The purpose of this randomized, double-blind, clinical trial was to determine whether intraoperative, intramuscular (IM) injections of meperidine or ketorolac would improve postoperative pain relief in patients undergoing elective laparoscopic cholecystectomy. A total of 125 patients were entered into five study groups1) (N = 23) control placebo; 2) (N = 31) meperidine 100 mg IM intraoperative preprocedure; 3) (N = 20) meperidine 100 mg IM intraoperative postprocedure; 4) (N = 25) ketorolac tromethamine 60 mg IM intraoperative preprocedure; 5) (N = 26) ketorolac tromethamine 60 mg IM postprocedure. All groups were analyzed by comparing the amount of pain medication received in the recovery room, the time until first oral pain medication was requested, the overall amount of pain medication used in the first 24 hours, the percent requiring IM medication, and the pain score ratings from each group. There was decreased pain medication usage in the recovery room in all groups compared to control (P < 0.05). Group 4 had a longer painfree interval than meperidine groups or control.
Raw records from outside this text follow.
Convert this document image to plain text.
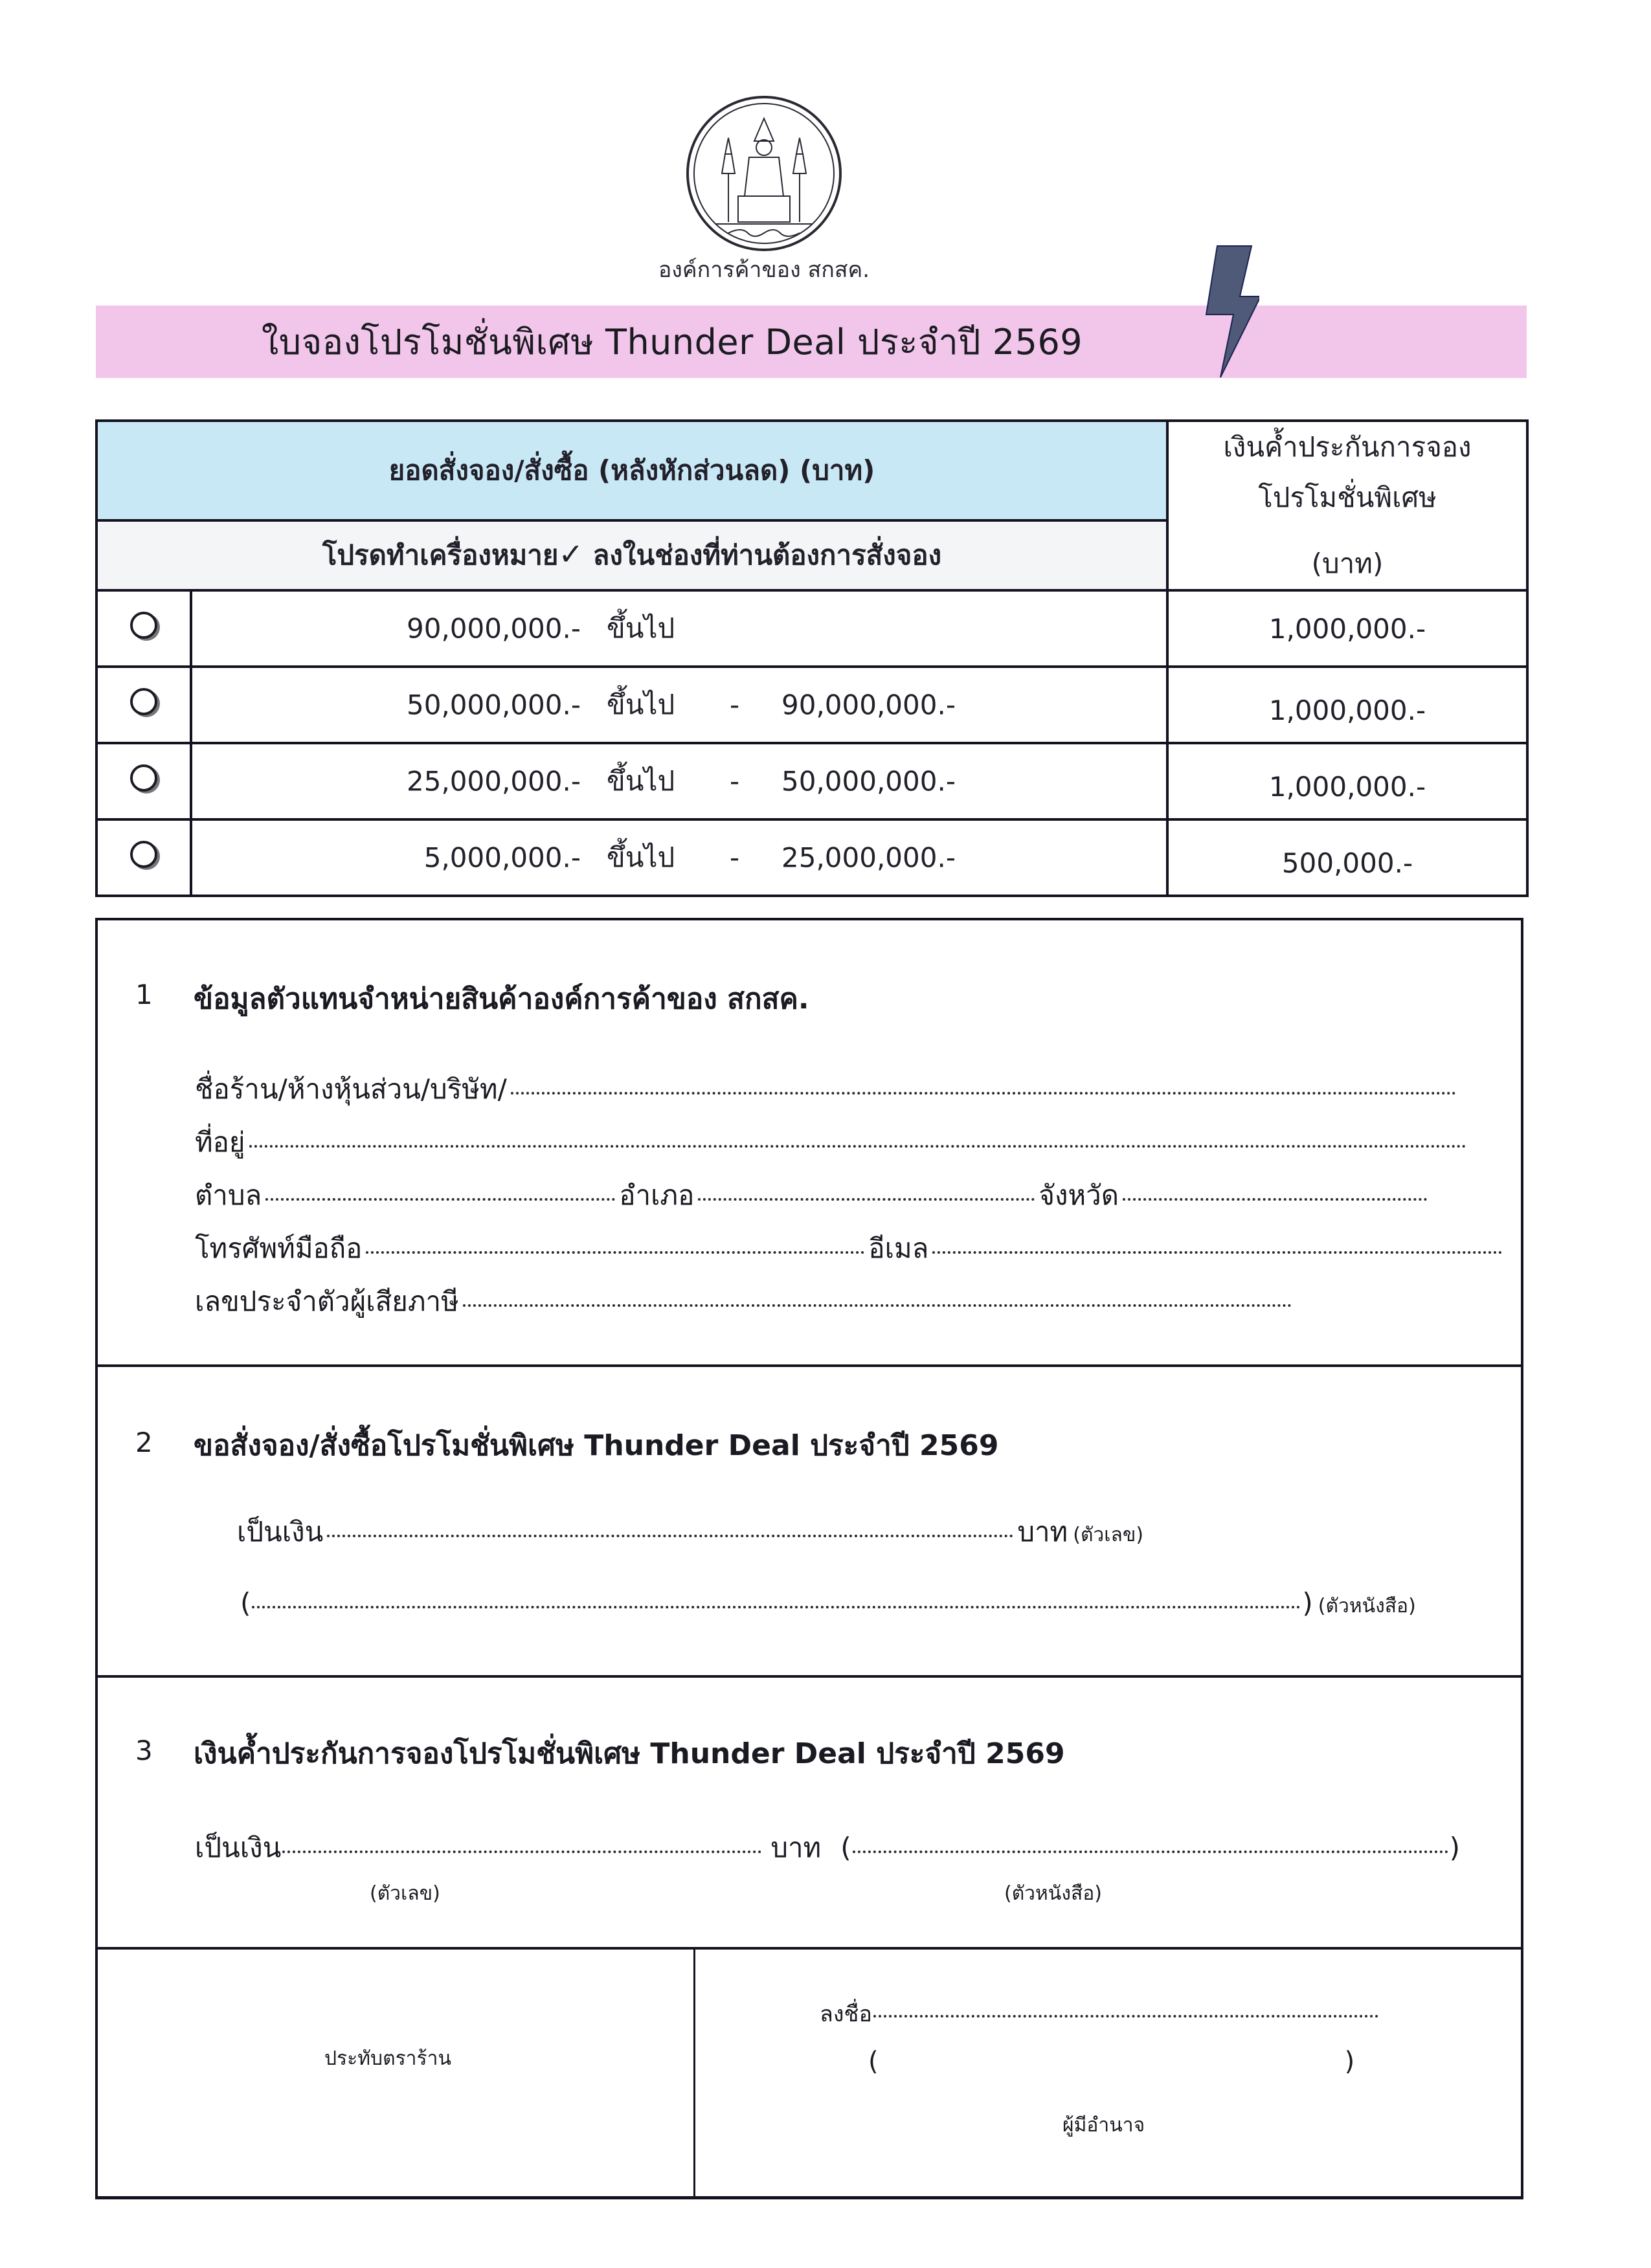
องค์การค้าของ สกสค.
ใบจองโปรโมชั่นพิเศษ Thunder Deal ประจำปี 2569
ยอดสั่งจอง/สั่งซื้อ (หลังหักส่วนลด) (บาท)		เงินค้ำประกันการจอง
โปรโมชั่นพิเศษ
(บาท)

โปรดทำเครื่องหมาย✓ ลงในช่องที่ท่านต้องการสั่งจอง		

	90,000,000.- ขึ้นไป	1,000,000.-

	50,000,000.- ขึ้นไป - 90,000,000.-	1,000,000.-

	25,000,000.- ขึ้นไป - 50,000,000.-	1,000,000.-

	5,000,000.- ขึ้นไป - 25,000,000.-	500,000.-
1 ข้อมูลตัวแทนจำหน่ายสินค้าองค์การค้าของ สกสค.
ชื่อร้าน/ห้างหุ้นส่วน/บริษัท/
ที่อยู่
ตำบล	อำเภอ	จังหวัด
โทรศัพท์มือถือ	อีเมล
เลขประจำตัวผู้เสียภาษี
2 ขอสั่งจอง/สั่งซื้อโปรโมชั่นพิเศษ Thunder Deal ประจำปี 2569
เป็นเงิน	บาท (ตัวเลข)
(	) (ตัวหนังสือ)
3 เงินค้ำประกันการจองโปรโมชั่นพิเศษ Thunder Deal ประจำปี 2569
เป็นเงิน	บาท (	)
(ตัวเลข)	(ตัวหนังสือ)
ประทับตราร้าน
ลงชื่อ
(	)
ผู้มีอำนาจ
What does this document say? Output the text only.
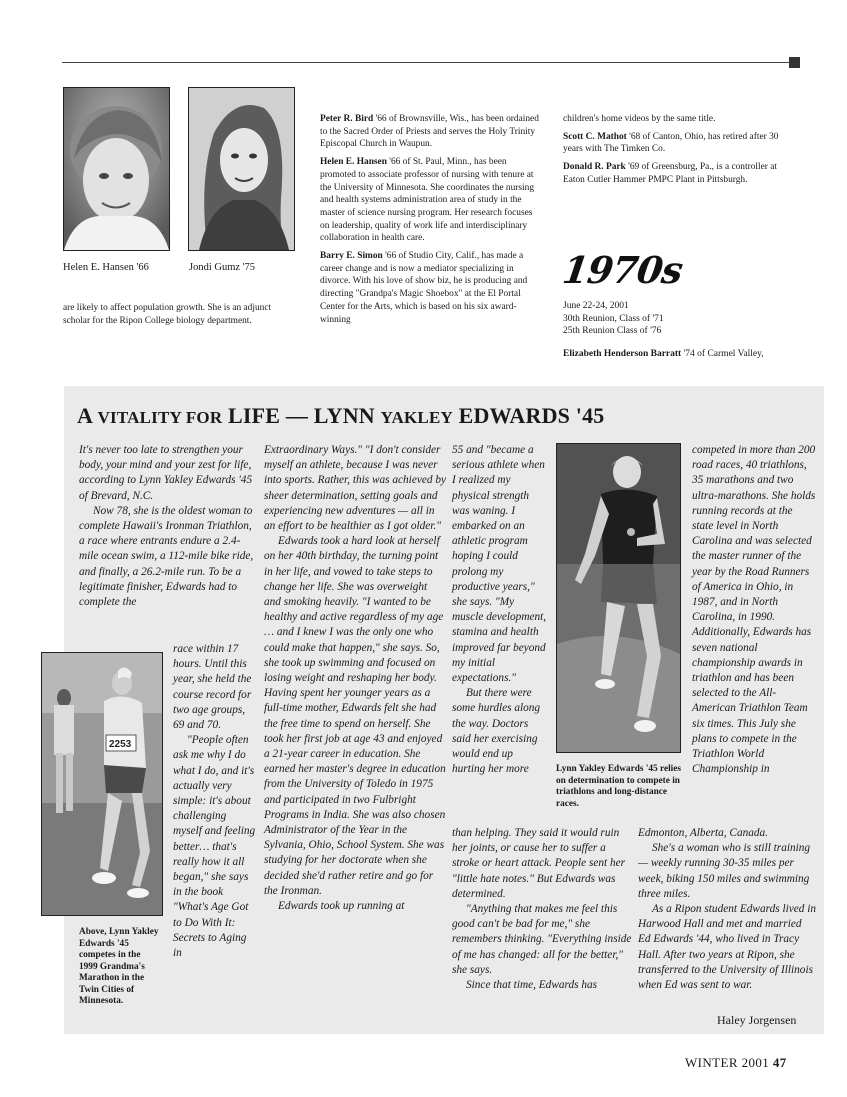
Helen E. Hansen '66	Jondi Gumz '75

are likely to affect population growth. She is an adjunct scholar for the Ripon College biology department.

Peter R. Bird '66 of Brownsville, Wis., has been ordained to the Sacred Order of Priests and serves the Holy Trinity Episcopal Church in Waupun.

Helen E. Hansen '66 of St. Paul, Minn., has been promoted to associate professor of nursing with tenure at the University of Minnesota. She coordinates the nursing and health systems administration area of study in the master of science nursing program. Her research focuses on leadership, quality of work life and interdisciplinary collaboration in health care.

Barry E. Simon '66 of Studio City, Calif., has made a career change and is now a mediator specializing in divorce. With his love of show biz, he is producing and directing "Grandpa's Magic Shoebox" at the El Portal Center for the Arts, which is based on his six award-winning

children's home videos by the same title.

Scott C. Mathot '68 of Canton, Ohio, has retired after 30 years with The Timken Co.

Donald R. Park '69 of Greensburg, Pa., is a controller at Eaton Cutler Hammer PMPC Plant in Pittsburgh.

1970s
June 22-24, 2001
30th Reunion, Class of '71
25th Reunion Class of '76
Elizabeth Henderson Barratt '74 of Carmel Valley,
A VITALITY FOR LIFE — LYNN YAKLEY EDWARDS '45

It's never too late to strengthen your body, your mind and your zest for life, according to Lynn Yakley Edwards '45 of Brevard, N.C.

Now 78, she is the oldest woman to complete Hawaii's Ironman Triathlon, a race where entrants endure a 2.4-mile ocean swim, a 112-mile bike ride, and finally, a 26.2-mile run. To be a legitimate finisher, Edwards had to complete the

race within 17 hours. Until this year, she held the course record for two age groups, 69 and 70.

"People often ask me why I do what I do, and it's actually very simple: it's about challenging myself and feeling better… that's really how it all began," she says in the book "What's Age Got to Do With It: Secrets to Aging in

2253
Above, Lynn Yakley Edwards '45 competes in the 1999 Grandma's Marathon in the Twin Cities of Minnesota.

Extraordinary Ways." "I don't consider myself an athlete, because I was never into sports. Rather, this was achieved by sheer determination, setting goals and experiencing new adventures — all in an effort to be healthier as I got older."

Edwards took a hard look at herself on her 40th birthday, the turning point in her life, and vowed to take steps to change her life. She was overweight and smoking heavily. "I wanted to be healthy and active regardless of my age … and I knew I was the only one who could make that happen," she says. So, she took up swimming and focused on losing weight and reshaping her body. Having spent her younger years as a full-time mother, Edwards felt she had the free time to spend on herself. She took her first job at age 43 and enjoyed a 21-year career in education. She earned her master's degree in education from the University of Toledo in 1975 and participated in two Fulbright Programs in India. She was also chosen Administrator of the Year in the Sylvania, Ohio, School System. She was studying for her doctorate when she decided she'd rather retire and go for the Ironman.

Edwards took up running at

55 and "became a serious athlete when I realized my physical strength was waning. I embarked on an athletic program hoping I could prolong my productive years," she says. "My muscle development, stamina and health improved far beyond my initial expectations."

But there were some hurdles along the way. Doctors said her exercising would end up hurting her more

than helping. They said it would ruin her joints, or cause her to suffer a stroke or heart attack. People sent her "little hate notes." But Edwards was determined.

"Anything that makes me feel this good can't be bad for me," she remembers thinking. "Everything inside of me has changed: all for the better," she says.

Since that time, Edwards has

Lynn Yakley Edwards '45 relies on determination to compete in triathlons and long-distance races.

competed in more than 200 road races, 40 triathlons, 35 marathons and two ultra-marathons. She holds running records at the state level in North Carolina and was selected the master runner of the year by the Road Runners of America in Ohio, in 1987, and in North Carolina, in 1990. Additionally, Edwards has seven national championship awards in triathlon and has been selected to the All-American Triathlon Team six times. This July she plans to compete in the Triathlon World Championship in

Edmonton, Alberta, Canada.

She's a woman who is still training — weekly running 30-35 miles per week, biking 150 miles and swimming three miles.

As a Ripon student Edwards lived in Harwood Hall and met and married Ed Edwards '44, who lived in Tracy Hall. After two years at Ripon, she transferred to the University of Illinois when Ed was sent to war.

Haley Jorgensen
WINTER 2001 47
Both Groups 4 and 5 had decreased postoperative narcotic usage. Finally, the analogue pain scores showed that both ketorolac groups had significantly less postoperative pain compared to control, whereas the meperidine groups showed no improvement in postoperative pain relief. Intraoperative ketorolac given preprocedure or postprocedure significantly improved postoperative pain management and facilitated the transition to oral pain medication.

译文

这项随机,双盲,临床试验的目的是确定术中,肌肉 (IM) 注射哌替啶或酮咯酸是否可以改善接受选择性腹腔镜胆囊切除术的患者的术后疼痛缓解。共有125例患者进入五个研究组1 (N = 23) 对照安慰剂; 2) (N = 31) 哌替啶100 mg IM术中术前; 3) (N = 20) 哌替啶100 mg IM术中术后; 4) (N = 25) 酮洛酸氨丁三醇60 mg IM术中术前; 5) (N = 26) 酮洛酸氨丁三醇60 mg IM术后。通过比较恢复室中接受的止痛药量,要求首次口服止痛药的时间,最初24小时内使用的止痛药总量,需要IM药物的百分比以及每组的疼痛评分来分析所有组。与对照组相比,所有组在恢复室的止痛药使用量均减少 (P <0.05)。第4组的无痛间隔时间比哌替啶组或对照组更长。第4组和第5组术后麻醉药物使用量均减少。最后,模拟疼痛评分显示,与对照组相比,酮咯酸组的术后疼痛明显减少,而哌替啶组的术后疼痛缓解没有改善。术中给予酮咯酸术前或术后可显着改善术后疼痛管理,并促进了口服止痛药的过渡。